As Five Below's digital footprint expanded, the need for a cohesive, scalable design infrastructure became critical — and the existing workflow was actively working against it.
Handoffs were manual, visual regressions were constant, and both design and engineering teams spent more time on pixel-pushing than on solving customer problems. By restructuring how we treat design decisions — translating them into Tailwind code tokens and syncing them directly to GitHub — we transformed the design system into a shared, automated engine.
The result: a pipeline that exponentially cuts development time, virtually eliminates visual QA bugs, and lets every team member focus on work that actually moves the needle.
Before the rebuild, design and engineering operated from entirely separate sources of truth. Designers produced high-fidelity Figma mockups; engineers translated them by hand. Every pixel value, hex code, and spacing decision had to be manually inspected, documented, and re-entered in code — a process riddled with room for error and nearly impossible to maintain at scale.
Engineers inspected Figma files and hardcoded values, leaving room for human error and styling inconsistencies across every page of the Five Below site.
Because design and code were entirely separate, the QA team spent an inordinate amount of time logging visual bugs — wrong padding, incorrect brand colors, mismatched typography.
Every new project required redundant effort from both designers and developers, inflating costs and timelines beyond what the business could sustain.
We rebuilt the foundation of the design system using Tailwind code tokens — abstracting every design decision into a semantic variable. Every choice, color, spacing, radius, maps directly to a named Tailwind utility that exists identically in Figma and the codebase. What a designer applies in the tool is exactly what an engineer ships in the browser. No translation required.

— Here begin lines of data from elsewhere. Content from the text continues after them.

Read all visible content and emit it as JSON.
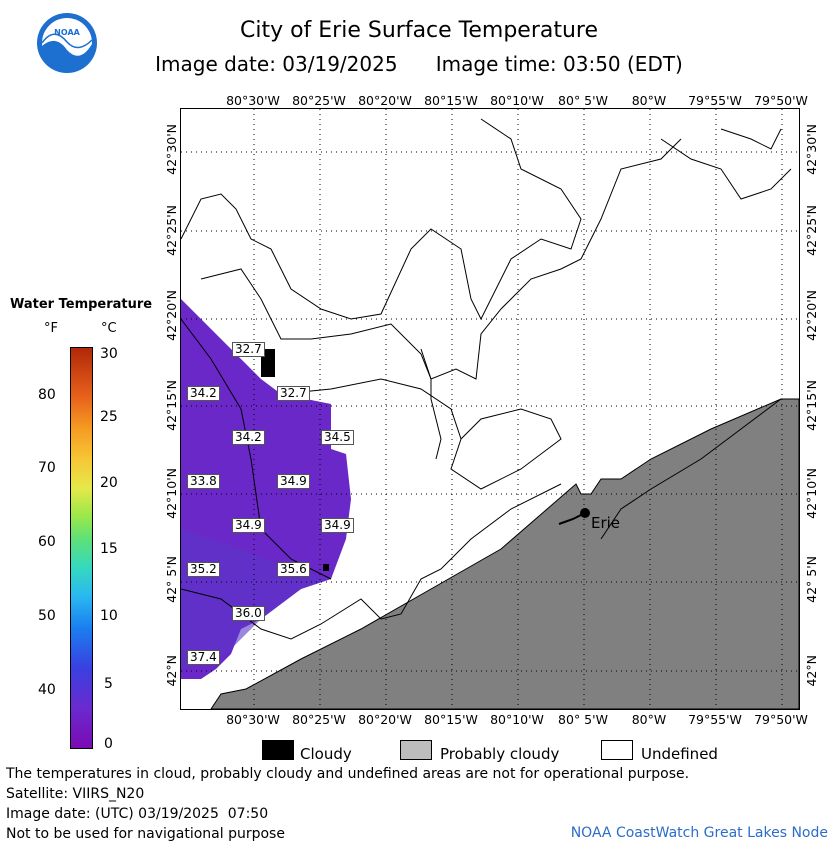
{
  "title": "City of Erie Surface Temperature",
  "subtitle": {
    "date": "Image date: 03/19/2025",
    "time": "Image time: 03:50 (EDT)"
  },
  "logo_text": "NOAA",
  "lon_labels": [
    "80°30'W",
    "80°25'W",
    "80°20'W",
    "80°15'W",
    "80°10'W",
    "80° 5'W",
    "80°W",
    "79°55'W",
    "79°50'W"
  ],
  "lat_labels": [
    "42°30'N",
    "42°25'N",
    "42°20'N",
    "42°15'N",
    "42°10'N",
    "42° 5'N",
    "42°N"
  ],
  "legend": {
    "title": "Water Temperature",
    "unit_f": "°F",
    "unit_c": "°C",
    "f_ticks": [
      "80",
      "70",
      "60",
      "50",
      "40"
    ],
    "c_ticks": [
      "30",
      "25",
      "20",
      "15",
      "10",
      "5",
      "0"
    ]
  },
  "temperature_labels": [
    "32.7",
    "34.2",
    "32.7",
    "34.2",
    "34.5",
    "33.8",
    "34.9",
    "34.9",
    "34.9",
    "35.2",
    "35.6",
    "36.0",
    "37.4"
  ],
  "city_label": "Erie",
  "map_legend": {
    "cloudy": "Cloudy",
    "probably_cloudy": "Probably cloudy",
    "undefined": "Undefined"
  },
  "footer": {
    "disclaimer": "The temperatures in cloud, probably cloudy and undefined areas are not for operational purpose.",
    "satellite": "Satellite: VIIRS_N20",
    "utc_date": "Image date: (UTC) 03/19/2025  07:50",
    "nav": "Not to be used for navigational purpose",
    "node": "NOAA CoastWatch Great Lakes Node"
  },
  "colors": {
    "water": "#6a28c8",
    "land": "#808080",
    "cloud": "#000000",
    "link": "#2c6ccb"
  }
}
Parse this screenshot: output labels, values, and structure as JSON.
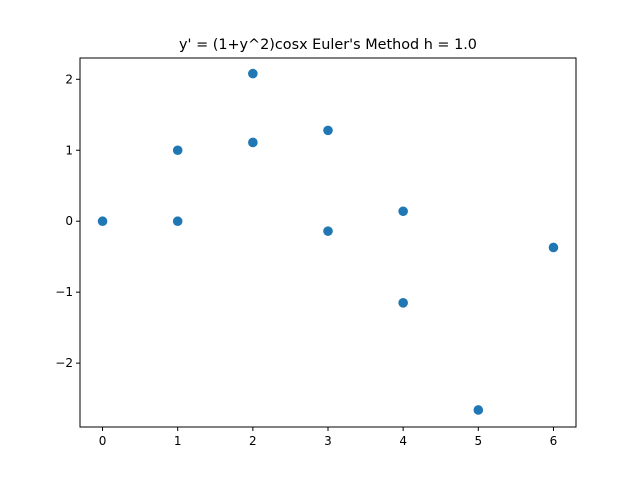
{
  "chart_data": {
    "type": "scatter",
    "title": "y' = (1+y^2)cosx Euler's Method h = 1.0",
    "xlabel": "",
    "ylabel": "",
    "xlim": [
      -0.3,
      6.3
    ],
    "ylim": [
      -2.9,
      2.3
    ],
    "xticks": [
      0,
      1,
      2,
      3,
      4,
      5,
      6
    ],
    "xtick_labels": [
      "0",
      "1",
      "2",
      "3",
      "4",
      "5",
      "6"
    ],
    "yticks": [
      -2,
      -1,
      0,
      1,
      2
    ],
    "ytick_labels": [
      "−2",
      "−1",
      "0",
      "1",
      "2"
    ],
    "grid": false,
    "marker_color": "#1f77b4",
    "points": [
      {
        "x": 0,
        "y": 0
      },
      {
        "x": 1,
        "y": 1.0
      },
      {
        "x": 1,
        "y": 0
      },
      {
        "x": 2,
        "y": 2.08
      },
      {
        "x": 2,
        "y": 1.11
      },
      {
        "x": 3,
        "y": 1.28
      },
      {
        "x": 3,
        "y": -0.14
      },
      {
        "x": 4,
        "y": 0.14
      },
      {
        "x": 4,
        "y": -1.15
      },
      {
        "x": 5,
        "y": -2.66
      },
      {
        "x": 6,
        "y": -0.37
      }
    ]
  }
}
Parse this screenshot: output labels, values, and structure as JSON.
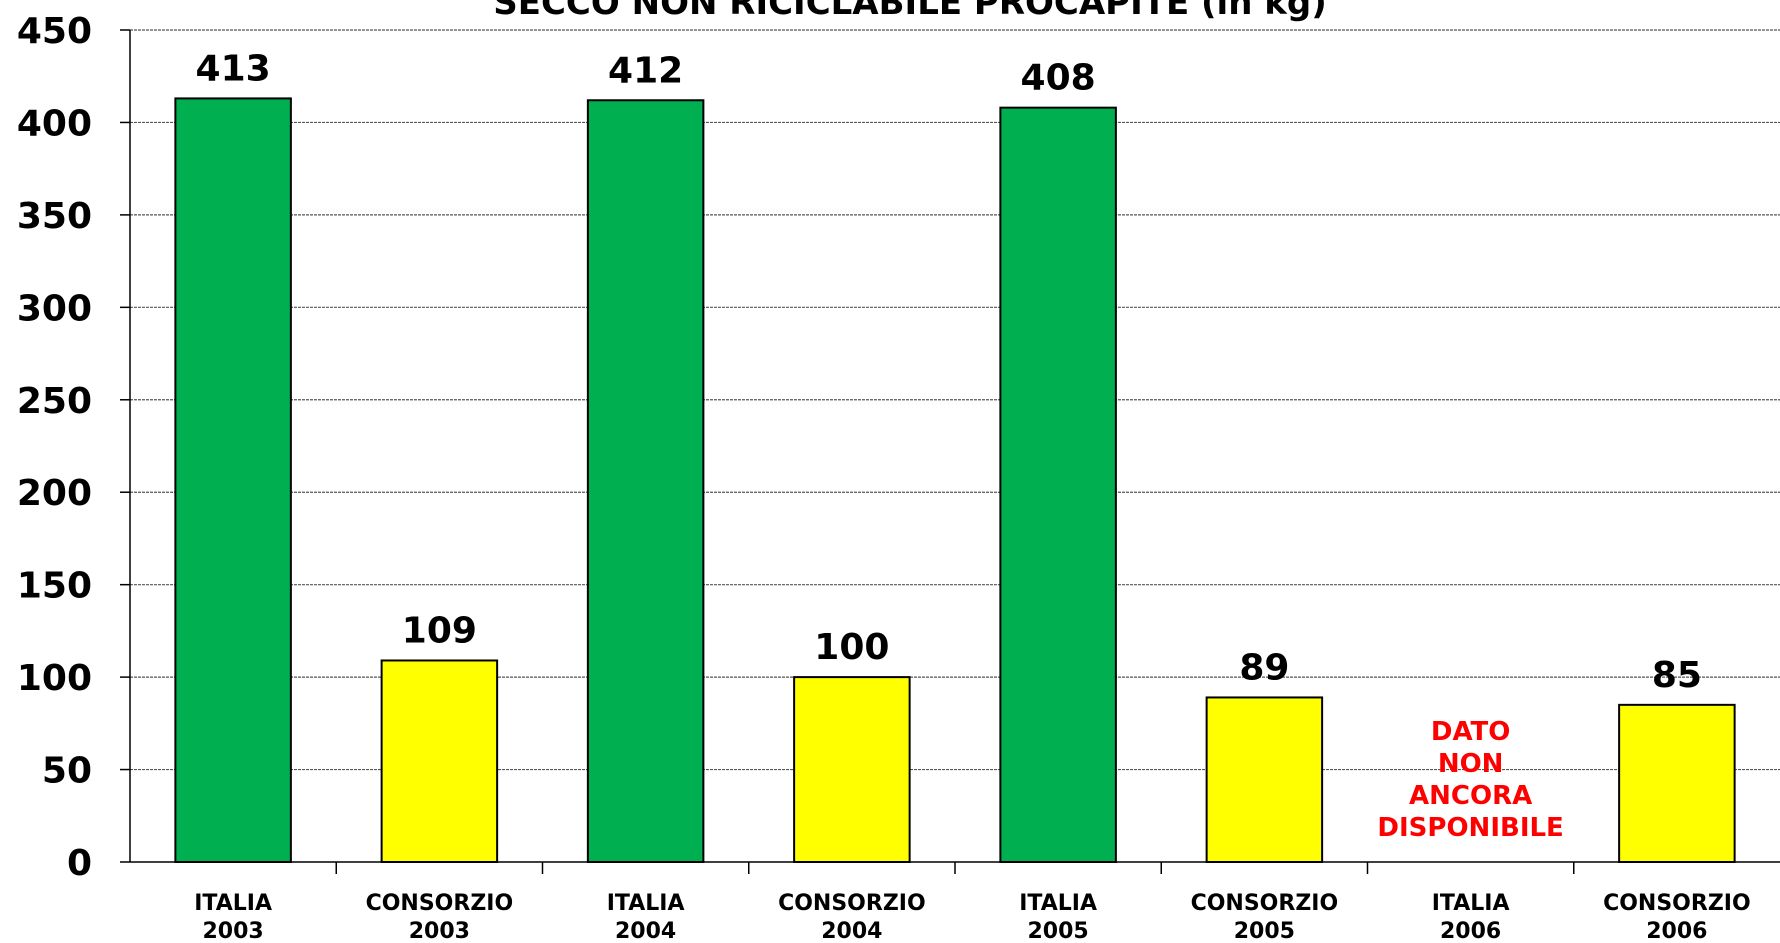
{
  "chart_data": {
    "type": "bar",
    "title": "SECCO NON RICICLABILE PROCAPITE (in kg)",
    "xlabel": "",
    "ylabel": "",
    "ylim": [
      0,
      450
    ],
    "yticks": [
      0,
      50,
      100,
      150,
      200,
      250,
      300,
      350,
      400,
      450
    ],
    "grid": true,
    "categories": [
      [
        "ITALIA",
        "2003"
      ],
      [
        "CONSORZIO",
        "2003"
      ],
      [
        "ITALIA",
        "2004"
      ],
      [
        "CONSORZIO",
        "2004"
      ],
      [
        "ITALIA",
        "2005"
      ],
      [
        "CONSORZIO",
        "2005"
      ],
      [
        "ITALIA",
        "2006"
      ],
      [
        "CONSORZIO",
        "2006"
      ]
    ],
    "values": [
      413,
      109,
      412,
      100,
      408,
      89,
      null,
      85
    ],
    "colors": [
      "#00b050",
      "#ffff00",
      "#00b050",
      "#ffff00",
      "#00b050",
      "#ffff00",
      "#00b050",
      "#ffff00"
    ],
    "missing_note": {
      "index": 6,
      "lines": [
        "DATO",
        "NON",
        "ANCORA",
        "DISPONIBILE"
      ],
      "color": "#ff0000"
    }
  }
}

Using Figma Variables and automated pipelines, any token update a designer makes generates a pull request directly to the engineering repository. Upon approval, the Tailwind configuration updates across the entire codebase automatically. The handoff phase for foundational styles is eliminated entirely — engineers no longer guess values or write custom CSS. They consume the tokens design controls.
The automated pipeline between Figma and the codebase produced measurable results across both teams. Development cycles shortened significantly. Visual QA bugs — the largest time sink — dropped sharply. And teams regained hours previously lost to UI debt, redirecting that capacity toward higher-complexity UX work.
An exponential decrease in time required to spin up new features — from weeks to days — across the Five Below digital experience.
Near-elimination of QA visual bugs. Any component consuming the correct token is guaranteed to render accurately — no manual checks needed.
Resources previously absorbed by UI debt were freed up for complex UX flows, user testing, and feature innovation.
A single token update now propagates instantly across the entire Five Below site — guaranteeing a unified experience for every customer.